DESCRIPTION (provided by applicant): JC Virus, a member of the Polyomaviridiae family, is the well-established etiological agent of Progressive Multifocal Leukoencephalopathy (PML), a fatal demyelinating disease of the Central Nervous System (CNS), frequently seen in patients with underlying immunosuppressive conditions. After the AIDS pandemic, cases of PML, once considered a rare disease associated with leukemias and lymphomas, has dramatically ncreased and now, PML is considered and AIDS defining condition. After primary infection the virus remains in latent state most likely in the kidney, and under immunosuppression enters the brain and efficiently replicates in oligodendrocytes, the myelin producing cells of the CNS ad abortively infects astrocytes. The lytic destruction of oligodendrocytes and the activation of astrocytes in response to injury caused y JCV infection, result in the characteristic histopathological landmarks of PML, extensive areas of myelin loss, in which numerous bizarre astrocytes with atypical and pleomorphic nuclei, and enlarged oligodendrocytes harboring intra-nuclear eosinophilic inclusion bodies can be found. The natural response to dispose of damaged or infected cells is programmed cell death. The intrincate mechanisms that will decide between cell death and cell survival depend on the delicate balance between pro-apoptotic proteins and inhibitor of apoptosis. Our preliminary immunohistochemical data in brain samples from patients with PML revealed increased expression of Survivin, a member of the inhibitors of apoptosis family, in bizarre astrocytes and in the intra-nuclear inclusion bodies of JCV infected oligodendrocytes. This protein is abundantly expressed during development in embryonic proliferating tissues, but is absent in terminally differenciated cells. It is believed that the mechanism of apoptosis inhibition involves the inactivation of caspases, the programmed cell death executioner proteins. Our results also show that JCV infected primary oligodendroglial cell cultures show enhanced expression of Survivin by Western blot and immunocytochemistry. In addition cell cycle analysis of infected cells demonstrated a reduction in the number of apoptotic cells and siRNA inhibition of Survivin resulted in a dramatic increase in apoptosis. These results suggest that JCV infection stimulates the expression of Survivin, which prevents apoptosis, and stimulates cell survival in order to compete its infectious cycle.

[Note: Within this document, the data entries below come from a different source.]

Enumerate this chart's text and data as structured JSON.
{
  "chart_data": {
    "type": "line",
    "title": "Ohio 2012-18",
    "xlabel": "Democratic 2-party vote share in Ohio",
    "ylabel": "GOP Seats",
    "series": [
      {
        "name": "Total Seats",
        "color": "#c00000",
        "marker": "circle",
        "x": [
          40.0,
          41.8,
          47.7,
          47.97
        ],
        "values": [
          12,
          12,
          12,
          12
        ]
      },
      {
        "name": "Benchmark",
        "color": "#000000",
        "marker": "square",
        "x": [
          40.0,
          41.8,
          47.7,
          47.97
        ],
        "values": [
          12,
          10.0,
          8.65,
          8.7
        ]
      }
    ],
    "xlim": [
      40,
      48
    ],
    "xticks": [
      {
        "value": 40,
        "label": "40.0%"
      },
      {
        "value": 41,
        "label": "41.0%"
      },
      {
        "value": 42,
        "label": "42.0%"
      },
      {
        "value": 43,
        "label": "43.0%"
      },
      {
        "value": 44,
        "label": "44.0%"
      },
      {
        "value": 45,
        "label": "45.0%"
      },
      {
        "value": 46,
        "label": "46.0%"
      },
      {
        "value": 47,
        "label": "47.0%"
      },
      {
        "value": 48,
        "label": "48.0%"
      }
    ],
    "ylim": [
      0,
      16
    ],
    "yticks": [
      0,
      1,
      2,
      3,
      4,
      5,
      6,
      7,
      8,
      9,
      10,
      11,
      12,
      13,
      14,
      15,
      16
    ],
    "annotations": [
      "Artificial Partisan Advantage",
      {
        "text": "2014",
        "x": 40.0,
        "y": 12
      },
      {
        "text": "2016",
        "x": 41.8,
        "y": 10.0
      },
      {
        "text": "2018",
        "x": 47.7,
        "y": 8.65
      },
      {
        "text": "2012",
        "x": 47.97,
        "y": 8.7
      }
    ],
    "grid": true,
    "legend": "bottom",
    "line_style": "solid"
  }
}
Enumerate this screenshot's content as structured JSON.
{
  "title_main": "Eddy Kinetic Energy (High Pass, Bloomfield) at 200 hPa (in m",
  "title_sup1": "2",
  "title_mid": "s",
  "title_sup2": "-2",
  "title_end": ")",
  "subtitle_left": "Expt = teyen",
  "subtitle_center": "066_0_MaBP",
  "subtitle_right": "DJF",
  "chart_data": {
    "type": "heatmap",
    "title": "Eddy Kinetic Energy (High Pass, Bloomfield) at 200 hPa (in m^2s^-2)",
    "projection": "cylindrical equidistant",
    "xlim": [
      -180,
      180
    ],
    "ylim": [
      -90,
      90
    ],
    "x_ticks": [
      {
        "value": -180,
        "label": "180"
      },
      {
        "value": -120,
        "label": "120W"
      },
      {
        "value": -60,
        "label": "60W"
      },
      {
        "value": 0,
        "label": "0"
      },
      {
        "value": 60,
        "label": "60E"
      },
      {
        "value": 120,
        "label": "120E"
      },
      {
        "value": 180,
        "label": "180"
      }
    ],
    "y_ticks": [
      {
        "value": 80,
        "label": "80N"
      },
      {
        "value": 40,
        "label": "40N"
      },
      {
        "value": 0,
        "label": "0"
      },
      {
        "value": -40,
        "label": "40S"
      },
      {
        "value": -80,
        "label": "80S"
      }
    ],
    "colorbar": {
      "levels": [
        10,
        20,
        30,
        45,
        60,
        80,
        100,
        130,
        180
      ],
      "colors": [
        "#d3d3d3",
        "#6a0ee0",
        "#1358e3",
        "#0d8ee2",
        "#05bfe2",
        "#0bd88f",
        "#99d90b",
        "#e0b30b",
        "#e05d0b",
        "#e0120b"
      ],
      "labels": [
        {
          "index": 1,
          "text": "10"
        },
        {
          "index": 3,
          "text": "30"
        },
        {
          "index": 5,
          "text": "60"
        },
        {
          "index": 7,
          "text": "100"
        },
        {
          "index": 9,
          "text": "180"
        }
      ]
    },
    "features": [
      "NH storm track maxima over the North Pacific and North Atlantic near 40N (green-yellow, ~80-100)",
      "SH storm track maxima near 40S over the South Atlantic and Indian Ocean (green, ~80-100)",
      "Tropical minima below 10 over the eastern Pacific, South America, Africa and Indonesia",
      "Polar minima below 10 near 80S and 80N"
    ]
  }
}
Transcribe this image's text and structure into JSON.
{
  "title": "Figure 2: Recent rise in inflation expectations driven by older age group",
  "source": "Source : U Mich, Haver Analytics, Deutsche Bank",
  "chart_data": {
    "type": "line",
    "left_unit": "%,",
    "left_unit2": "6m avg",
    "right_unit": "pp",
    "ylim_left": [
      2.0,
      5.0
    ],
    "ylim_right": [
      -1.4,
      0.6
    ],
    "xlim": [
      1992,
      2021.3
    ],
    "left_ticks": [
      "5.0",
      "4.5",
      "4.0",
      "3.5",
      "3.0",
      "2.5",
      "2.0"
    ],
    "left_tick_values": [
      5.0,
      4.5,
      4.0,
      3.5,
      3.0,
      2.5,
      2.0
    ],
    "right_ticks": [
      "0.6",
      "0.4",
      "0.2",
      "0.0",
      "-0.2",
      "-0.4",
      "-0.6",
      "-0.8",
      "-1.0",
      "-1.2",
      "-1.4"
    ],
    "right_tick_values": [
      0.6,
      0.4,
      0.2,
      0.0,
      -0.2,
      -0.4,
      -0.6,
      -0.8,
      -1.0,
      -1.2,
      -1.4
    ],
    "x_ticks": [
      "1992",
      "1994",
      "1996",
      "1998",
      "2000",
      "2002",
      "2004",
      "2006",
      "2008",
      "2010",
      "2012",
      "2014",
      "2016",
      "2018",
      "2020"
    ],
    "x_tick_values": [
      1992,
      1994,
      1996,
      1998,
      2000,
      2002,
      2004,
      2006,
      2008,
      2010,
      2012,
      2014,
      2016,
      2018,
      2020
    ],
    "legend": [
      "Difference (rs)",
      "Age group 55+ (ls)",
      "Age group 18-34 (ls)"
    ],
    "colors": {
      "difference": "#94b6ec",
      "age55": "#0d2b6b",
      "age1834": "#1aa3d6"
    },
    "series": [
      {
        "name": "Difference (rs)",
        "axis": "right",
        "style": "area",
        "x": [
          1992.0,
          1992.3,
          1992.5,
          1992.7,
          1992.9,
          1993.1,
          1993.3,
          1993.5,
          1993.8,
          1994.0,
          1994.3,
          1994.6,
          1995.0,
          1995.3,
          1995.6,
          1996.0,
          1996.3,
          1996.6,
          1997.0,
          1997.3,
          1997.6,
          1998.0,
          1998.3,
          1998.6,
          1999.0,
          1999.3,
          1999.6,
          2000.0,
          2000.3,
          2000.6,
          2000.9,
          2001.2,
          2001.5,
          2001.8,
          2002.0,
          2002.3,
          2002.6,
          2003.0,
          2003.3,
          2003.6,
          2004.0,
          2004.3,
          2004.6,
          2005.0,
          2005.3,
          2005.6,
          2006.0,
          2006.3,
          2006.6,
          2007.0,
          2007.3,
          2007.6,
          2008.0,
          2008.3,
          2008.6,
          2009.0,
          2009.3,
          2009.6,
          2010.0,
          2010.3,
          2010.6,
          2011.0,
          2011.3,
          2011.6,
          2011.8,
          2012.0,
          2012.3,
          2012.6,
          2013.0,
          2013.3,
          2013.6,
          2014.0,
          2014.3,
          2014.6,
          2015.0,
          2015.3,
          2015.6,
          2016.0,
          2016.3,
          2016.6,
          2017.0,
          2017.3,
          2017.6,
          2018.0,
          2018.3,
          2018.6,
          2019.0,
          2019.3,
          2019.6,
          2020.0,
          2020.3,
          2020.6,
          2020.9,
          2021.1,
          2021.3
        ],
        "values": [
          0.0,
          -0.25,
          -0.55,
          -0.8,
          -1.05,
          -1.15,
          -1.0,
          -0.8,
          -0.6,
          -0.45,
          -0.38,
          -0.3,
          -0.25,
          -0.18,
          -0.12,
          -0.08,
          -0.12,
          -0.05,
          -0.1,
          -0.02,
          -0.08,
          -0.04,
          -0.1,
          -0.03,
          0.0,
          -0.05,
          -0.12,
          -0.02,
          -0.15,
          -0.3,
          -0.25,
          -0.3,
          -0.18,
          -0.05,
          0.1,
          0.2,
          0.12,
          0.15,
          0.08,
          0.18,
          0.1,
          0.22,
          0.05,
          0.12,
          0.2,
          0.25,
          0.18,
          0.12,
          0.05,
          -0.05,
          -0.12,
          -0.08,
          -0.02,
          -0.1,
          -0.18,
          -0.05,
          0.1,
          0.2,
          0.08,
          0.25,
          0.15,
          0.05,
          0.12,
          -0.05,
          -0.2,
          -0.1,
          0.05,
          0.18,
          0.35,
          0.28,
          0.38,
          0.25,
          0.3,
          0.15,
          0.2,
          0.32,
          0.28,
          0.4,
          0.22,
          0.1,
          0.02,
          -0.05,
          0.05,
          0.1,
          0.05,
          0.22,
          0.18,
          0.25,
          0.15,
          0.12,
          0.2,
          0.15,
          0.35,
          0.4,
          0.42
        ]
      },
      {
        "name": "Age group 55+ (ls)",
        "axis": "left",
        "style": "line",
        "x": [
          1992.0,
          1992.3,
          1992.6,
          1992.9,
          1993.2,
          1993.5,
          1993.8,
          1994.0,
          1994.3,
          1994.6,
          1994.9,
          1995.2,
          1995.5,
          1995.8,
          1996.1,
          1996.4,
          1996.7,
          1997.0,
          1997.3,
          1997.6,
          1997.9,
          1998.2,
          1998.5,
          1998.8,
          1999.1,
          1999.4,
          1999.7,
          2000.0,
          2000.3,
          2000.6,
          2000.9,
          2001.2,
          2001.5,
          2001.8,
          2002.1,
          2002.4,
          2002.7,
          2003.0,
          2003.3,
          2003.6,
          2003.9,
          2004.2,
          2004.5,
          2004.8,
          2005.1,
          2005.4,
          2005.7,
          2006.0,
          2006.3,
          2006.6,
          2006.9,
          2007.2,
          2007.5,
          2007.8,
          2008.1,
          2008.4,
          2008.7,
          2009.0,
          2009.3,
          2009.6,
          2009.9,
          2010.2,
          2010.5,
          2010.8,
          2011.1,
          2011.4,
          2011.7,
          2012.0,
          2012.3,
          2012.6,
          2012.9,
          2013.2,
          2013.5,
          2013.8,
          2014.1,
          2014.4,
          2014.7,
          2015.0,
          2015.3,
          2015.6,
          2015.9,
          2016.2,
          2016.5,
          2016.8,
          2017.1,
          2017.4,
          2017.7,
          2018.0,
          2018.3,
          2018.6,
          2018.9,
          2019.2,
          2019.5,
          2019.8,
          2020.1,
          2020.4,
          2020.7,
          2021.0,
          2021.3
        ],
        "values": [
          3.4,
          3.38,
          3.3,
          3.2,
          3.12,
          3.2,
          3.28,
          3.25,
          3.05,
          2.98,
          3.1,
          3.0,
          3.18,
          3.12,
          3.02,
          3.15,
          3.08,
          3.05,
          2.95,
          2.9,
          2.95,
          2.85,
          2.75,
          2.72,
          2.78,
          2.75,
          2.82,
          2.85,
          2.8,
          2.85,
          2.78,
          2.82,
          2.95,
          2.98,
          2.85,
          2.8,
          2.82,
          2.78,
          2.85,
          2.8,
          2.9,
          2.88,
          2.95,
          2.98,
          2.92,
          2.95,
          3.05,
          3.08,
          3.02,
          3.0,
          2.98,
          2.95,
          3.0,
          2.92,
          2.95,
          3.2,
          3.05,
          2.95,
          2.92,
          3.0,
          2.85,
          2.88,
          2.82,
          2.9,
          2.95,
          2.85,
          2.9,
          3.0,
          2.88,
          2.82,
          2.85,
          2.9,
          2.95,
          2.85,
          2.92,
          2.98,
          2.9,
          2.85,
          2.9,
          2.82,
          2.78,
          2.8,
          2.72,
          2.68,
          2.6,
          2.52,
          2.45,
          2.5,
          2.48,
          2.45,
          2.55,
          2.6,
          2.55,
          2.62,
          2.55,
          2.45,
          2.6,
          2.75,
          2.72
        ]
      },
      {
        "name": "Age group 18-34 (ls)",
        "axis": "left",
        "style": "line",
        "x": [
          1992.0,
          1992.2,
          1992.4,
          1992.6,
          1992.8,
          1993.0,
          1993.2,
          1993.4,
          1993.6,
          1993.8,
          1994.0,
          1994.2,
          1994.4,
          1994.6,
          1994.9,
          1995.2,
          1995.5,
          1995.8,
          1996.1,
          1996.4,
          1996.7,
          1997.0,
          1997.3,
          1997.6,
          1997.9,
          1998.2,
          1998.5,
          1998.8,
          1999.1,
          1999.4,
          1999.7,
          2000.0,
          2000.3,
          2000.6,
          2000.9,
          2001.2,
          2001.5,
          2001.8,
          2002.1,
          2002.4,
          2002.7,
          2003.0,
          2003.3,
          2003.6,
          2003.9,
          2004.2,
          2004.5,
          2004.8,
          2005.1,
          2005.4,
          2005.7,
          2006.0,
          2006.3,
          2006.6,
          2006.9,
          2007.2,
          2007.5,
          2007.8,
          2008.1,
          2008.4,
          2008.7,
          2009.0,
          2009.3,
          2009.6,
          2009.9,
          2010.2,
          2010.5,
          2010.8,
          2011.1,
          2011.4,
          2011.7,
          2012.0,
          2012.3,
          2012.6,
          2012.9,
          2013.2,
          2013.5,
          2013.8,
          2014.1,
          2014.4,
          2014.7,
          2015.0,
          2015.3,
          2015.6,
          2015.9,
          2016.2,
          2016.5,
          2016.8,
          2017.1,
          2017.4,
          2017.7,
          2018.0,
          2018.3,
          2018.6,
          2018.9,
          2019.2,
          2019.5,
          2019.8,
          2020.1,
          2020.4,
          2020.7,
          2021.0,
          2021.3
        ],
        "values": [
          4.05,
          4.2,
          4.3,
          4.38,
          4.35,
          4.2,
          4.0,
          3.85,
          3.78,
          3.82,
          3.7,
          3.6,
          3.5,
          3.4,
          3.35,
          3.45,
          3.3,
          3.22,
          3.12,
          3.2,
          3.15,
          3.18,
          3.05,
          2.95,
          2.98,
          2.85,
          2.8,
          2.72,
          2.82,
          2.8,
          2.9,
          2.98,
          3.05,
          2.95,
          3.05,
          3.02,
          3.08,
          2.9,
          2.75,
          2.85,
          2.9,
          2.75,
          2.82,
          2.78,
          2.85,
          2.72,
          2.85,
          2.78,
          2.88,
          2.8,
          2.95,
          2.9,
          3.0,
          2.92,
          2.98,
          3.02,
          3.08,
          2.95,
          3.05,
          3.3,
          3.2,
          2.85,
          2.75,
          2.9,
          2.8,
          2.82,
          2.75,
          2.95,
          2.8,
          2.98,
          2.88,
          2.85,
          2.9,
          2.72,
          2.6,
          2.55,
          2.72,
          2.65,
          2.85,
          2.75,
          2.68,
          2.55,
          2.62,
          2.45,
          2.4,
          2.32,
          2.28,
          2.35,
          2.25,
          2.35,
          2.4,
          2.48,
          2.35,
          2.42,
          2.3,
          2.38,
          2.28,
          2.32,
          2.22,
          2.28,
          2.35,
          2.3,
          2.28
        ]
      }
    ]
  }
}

描述（由申请人提供）：JC病毒是多瘤病毒科的一员，是公认的进行性多灶性白质脑病（PML）的病因，PML是一种致命的中枢神经系统（CNS）脱髓鞘疾病，常见于潜在免疫抑制患者。艾滋病大流行后，一度被认为是与白血病和淋巴瘤相关的罕见疾病的PML病例急剧增加，现在，PML被认为是艾滋病的决定性条件。初次感染后，病毒很可能在肾脏中处于潜伏状态，在免疫抑制下进入大脑，并在中枢神经系统的髓磷脂产生细胞少突胶质细胞中有效地复制，并失败地感染星形胶质细胞。在JCV感染引起的损伤中，少突胶质细胞的溶解破坏和星形胶质细胞的激活导致PML的特征性组织病理学标志，即大面积髓磷脂丢失，其中可以发现许多具有非典型和多形性核的奇异星形胶质细胞，以及核内嗜酸性包涵体的增大的少突胶质细胞。处理受损或感染细胞的自然反应是程序性细胞死亡。细胞死亡与存活的复杂机制取决于促凋亡蛋白与凋亡抑制剂之间的微妙平衡。我们在PML患者脑样本中的初步免疫组织化学数据显示，在奇异星形胶质细胞和JCV感染的少突胶质细胞的核内包体中，凋亡抑制剂家族成员Survivin的表达增加。该蛋白在胚胎增殖组织的发育过程中大量表达，但在终末分化细胞中不存在。人们认为，细胞凋亡抑制的机制与半胱天蛋白酶失活有关，半胱天蛋白酶是细胞程序性死亡的执行蛋白。Western blot和免疫细胞化学结果显示，JCV感染的原代少突胶质细胞培养物中Survivin的表达增强。此外，对感染细胞的细胞周期分析表明，凋亡细胞数量减少，siRNA抑制Survivin导致细胞凋亡急剧增加。这些结果表明，JCV感染可刺激Survivin的表达，抑制细胞凋亡，刺激细胞存活，从而与感染周期竞争。